3/ L’abus de la procédure d’appel dont la plupart des demandes sont acceptées alors qu’elles ne respectent plus les
conditions d’éligibilité selon les règles que l’on semble avoir oubliées depuis quelques années.
Bref ces trois points ne demanderaient aucune modification de la législation, et devraient être respectées par tous , à commencer par les magistrats puisqu’il s’agit simplement d’appliquer le dispositif procédural existant depuis des décennies.
Donc , le manque de moyens est une excuse facile, l’application sans compromis des dispositifs du droit français
permettrait déjà de travailler plus efficacement.

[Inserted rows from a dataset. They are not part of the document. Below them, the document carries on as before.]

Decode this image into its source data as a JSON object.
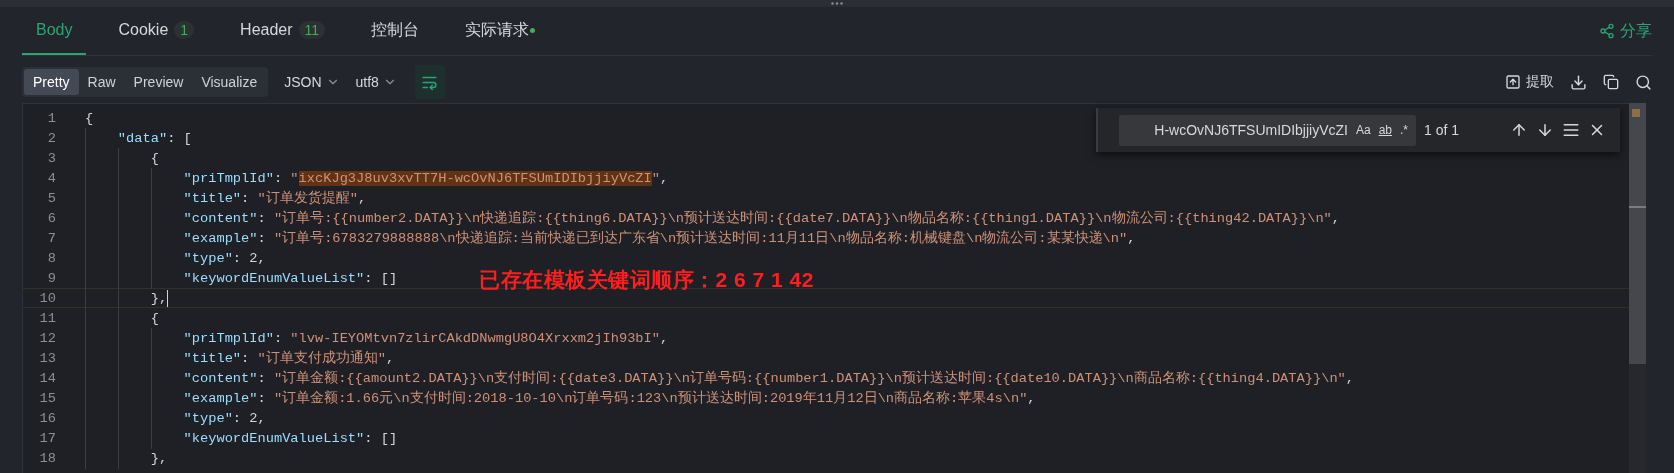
{
  "tabs": [
    {
      "label": "Body",
      "selected": true
    },
    {
      "label": "Cookie",
      "badge": "1",
      "selected": false
    },
    {
      "label": "Header",
      "badge": "11",
      "selected": false
    },
    {
      "label": "控制台",
      "selected": false
    },
    {
      "label": "实际请求",
      "dot": true,
      "selected": false
    }
  ],
  "share": {
    "label": "分享"
  },
  "view_modes": [
    {
      "label": "Pretty",
      "selected": true
    },
    {
      "label": "Raw",
      "selected": false
    },
    {
      "label": "Preview",
      "selected": false
    },
    {
      "label": "Visualize",
      "selected": false
    }
  ],
  "dropdowns": [
    {
      "value": "JSON"
    },
    {
      "value": "utf8"
    }
  ],
  "wrap": {
    "on": true
  },
  "extract": {
    "label": "提取"
  },
  "find": {
    "value": "H-wcOvNJ6TFSUmIDIbjjiyVcZI",
    "options": [
      {
        "label": "Aa"
      },
      {
        "label": "ab"
      },
      {
        "label": ".*"
      }
    ],
    "count": "1 of 1"
  },
  "annotation": "已存在模板关键词顺序：2 6 7 1 42",
  "lines": [
    {
      "number": "1",
      "current": false,
      "tokens": [
        {
          "kind": "punct",
          "text": "{"
        }
      ]
    },
    {
      "number": "2",
      "current": false,
      "tokens": [
        {
          "kind": "key",
          "text": "    \"data\""
        },
        {
          "kind": "punct",
          "text": ": ["
        }
      ]
    },
    {
      "number": "3",
      "current": false,
      "tokens": [
        {
          "kind": "punct",
          "text": "        {"
        }
      ]
    },
    {
      "number": "4",
      "current": false,
      "tokens": [
        {
          "kind": "key",
          "text": "            \"priTmplId\""
        },
        {
          "kind": "punct",
          "text": ": "
        },
        {
          "kind": "string",
          "text": "\""
        },
        {
          "kind": "match",
          "text": "ixcKJg3J8uv3xvTT7H-wcOvNJ6TFSUmIDIbjjiyVcZI"
        },
        {
          "kind": "string",
          "text": "\""
        },
        {
          "kind": "punct",
          "text": ","
        }
      ]
    },
    {
      "number": "5",
      "current": false,
      "tokens": [
        {
          "kind": "key",
          "text": "            \"title\""
        },
        {
          "kind": "punct",
          "text": ": "
        },
        {
          "kind": "string",
          "text": "\"订单发货提醒\""
        },
        {
          "kind": "punct",
          "text": ","
        }
      ]
    },
    {
      "number": "6",
      "current": false,
      "tokens": [
        {
          "kind": "key",
          "text": "            \"content\""
        },
        {
          "kind": "punct",
          "text": ": "
        },
        {
          "kind": "string",
          "text": "\"订单号:{{number2.DATA}}\\n快递追踪:{{thing6.DATA}}\\n预计送达时间:{{date7.DATA}}\\n物品名称:{{thing1.DATA}}\\n物流公司:{{thing42.DATA}}\\n\""
        },
        {
          "kind": "punct",
          "text": ","
        }
      ]
    },
    {
      "number": "7",
      "current": false,
      "tokens": [
        {
          "kind": "key",
          "text": "            \"example\""
        },
        {
          "kind": "punct",
          "text": ": "
        },
        {
          "kind": "string",
          "text": "\"订单号:6783279888888\\n快递追踪:当前快递已到达广东省\\n预计送达时间:11月11日\\n物品名称:机械键盘\\n物流公司:某某快递\\n\""
        },
        {
          "kind": "punct",
          "text": ","
        }
      ]
    },
    {
      "number": "8",
      "current": false,
      "tokens": [
        {
          "kind": "key",
          "text": "            \"type\""
        },
        {
          "kind": "punct",
          "text": ": "
        },
        {
          "kind": "number",
          "text": "2"
        },
        {
          "kind": "punct",
          "text": ","
        }
      ]
    },
    {
      "number": "9",
      "current": false,
      "tokens": [
        {
          "kind": "key",
          "text": "            \"keywordEnumValueList\""
        },
        {
          "kind": "punct",
          "text": ": []"
        }
      ]
    },
    {
      "number": "10",
      "current": true,
      "tokens": [
        {
          "kind": "punct",
          "text": "        },"
        }
      ]
    },
    {
      "number": "11",
      "current": false,
      "tokens": [
        {
          "kind": "punct",
          "text": "        {"
        }
      ]
    },
    {
      "number": "12",
      "current": false,
      "tokens": [
        {
          "kind": "key",
          "text": "            \"priTmplId\""
        },
        {
          "kind": "punct",
          "text": ": "
        },
        {
          "kind": "string",
          "text": "\"lvw-IEYOMtvn7zlirCAkdDNwmgU8O4Xrxxm2jIh93bI\""
        },
        {
          "kind": "punct",
          "text": ","
        }
      ]
    },
    {
      "number": "13",
      "current": false,
      "tokens": [
        {
          "kind": "key",
          "text": "            \"title\""
        },
        {
          "kind": "punct",
          "text": ": "
        },
        {
          "kind": "string",
          "text": "\"订单支付成功通知\""
        },
        {
          "kind": "punct",
          "text": ","
        }
      ]
    },
    {
      "number": "14",
      "current": false,
      "tokens": [
        {
          "kind": "key",
          "text": "            \"content\""
        },
        {
          "kind": "punct",
          "text": ": "
        },
        {
          "kind": "string",
          "text": "\"订单金额:{{amount2.DATA}}\\n支付时间:{{date3.DATA}}\\n订单号码:{{number1.DATA}}\\n预计送达时间:{{date10.DATA}}\\n商品名称:{{thing4.DATA}}\\n\""
        },
        {
          "kind": "punct",
          "text": ","
        }
      ]
    },
    {
      "number": "15",
      "current": false,
      "tokens": [
        {
          "kind": "key",
          "text": "            \"example\""
        },
        {
          "kind": "punct",
          "text": ": "
        },
        {
          "kind": "string",
          "text": "\"订单金额:1.66元\\n支付时间:2018-10-10\\n订单号码:123\\n预计送达时间:2019年11月12日\\n商品名称:苹果4s\\n\""
        },
        {
          "kind": "punct",
          "text": ","
        }
      ]
    },
    {
      "number": "16",
      "current": false,
      "tokens": [
        {
          "kind": "key",
          "text": "            \"type\""
        },
        {
          "kind": "punct",
          "text": ": "
        },
        {
          "kind": "number",
          "text": "2"
        },
        {
          "kind": "punct",
          "text": ","
        }
      ]
    },
    {
      "number": "17",
      "current": false,
      "tokens": [
        {
          "kind": "key",
          "text": "            \"keywordEnumValueList\""
        },
        {
          "kind": "punct",
          "text": ": []"
        }
      ]
    },
    {
      "number": "18",
      "current": false,
      "tokens": [
        {
          "kind": "punct",
          "text": "        },"
        }
      ]
    }
  ]
}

Merci pour cette réplique. Je ne connais pas très très bien le système judiciaire français mais il est quasiment le même que celui de mon pays la Côte d’Ivoire avec la législation française que nous avons copiée en matière de procédure. Depuis un moment ke m’interroge en tant que Conseil juridique sur l’inefficacité de notre système judiciaire incapable de satisfaire les justiciable par sa lenteur et sa lourdeur. Les différents rapports des pouvoirs publics et des partenaires au développement reviennent toujours sur les causes liées au manque de moyens et à lhyoer législation comme en France mais en réalité il n’en est rien. La pratique abusive dss avocats reste l’une des causes fondamentales de la lenteur et de la lourdeur du système. Les renvoies interminables à la demande des avocats leur absence intempestives aux audiences et les incidents de procédures qu’ils créent délibérément constituent en Côte d’Ivoire un frein à l’efficacité du système. A cela il faut ajouter qu’en Côte d’Ivoire plus de 60% des justiciables n’ont pas les moyens de se prendre un avocat et le juge est souvent obligé de jouer les conseils juridiques en pleine procédure. Tout n’est donc pas une question de moyens financiers commele souligne cette contribution. Le mal est plus profond.
Bravo pour cette étude édifiante. Mais qu’en est-il de la corruption ? Comment le coup d’état meditico-judiciaire dont ont été victimes les électeurs de F.Fillon a-t-il pu passer casi-inaperçu? La lenteur judiciaire s’est transformée en une rapidité fulgurante sans que personne ne s’en émeuve au point de porter plainte !
Autre aspect, l’interpretation des lois par des juges non elus: soit les lois sont votées au non du peuple par des élus et les juges, fonctionnaires, les appliquent strictement, soit les juges sont élus et peuvent interpréter au nom du peuple. La situation actuelle est un arbitraire inacceptable. Résultat les lois ne sont plus appliquées et le système tourne en rond. N’etant plus dissuasif, il s’autoalimente , aidé par le manque de prisons, prétexte à tous les laxismes, entrainant une augmentation de la délinquance… et le cercle est bouclé !
J’ai été très intéressée par le fond de l’article, merci pour cette étude, mais j’aurais juste un bémol sur la forme car j’ai relevé 3 fautes qui n’auraient pas dû apparaître si le document avait êté relu avant sa parution.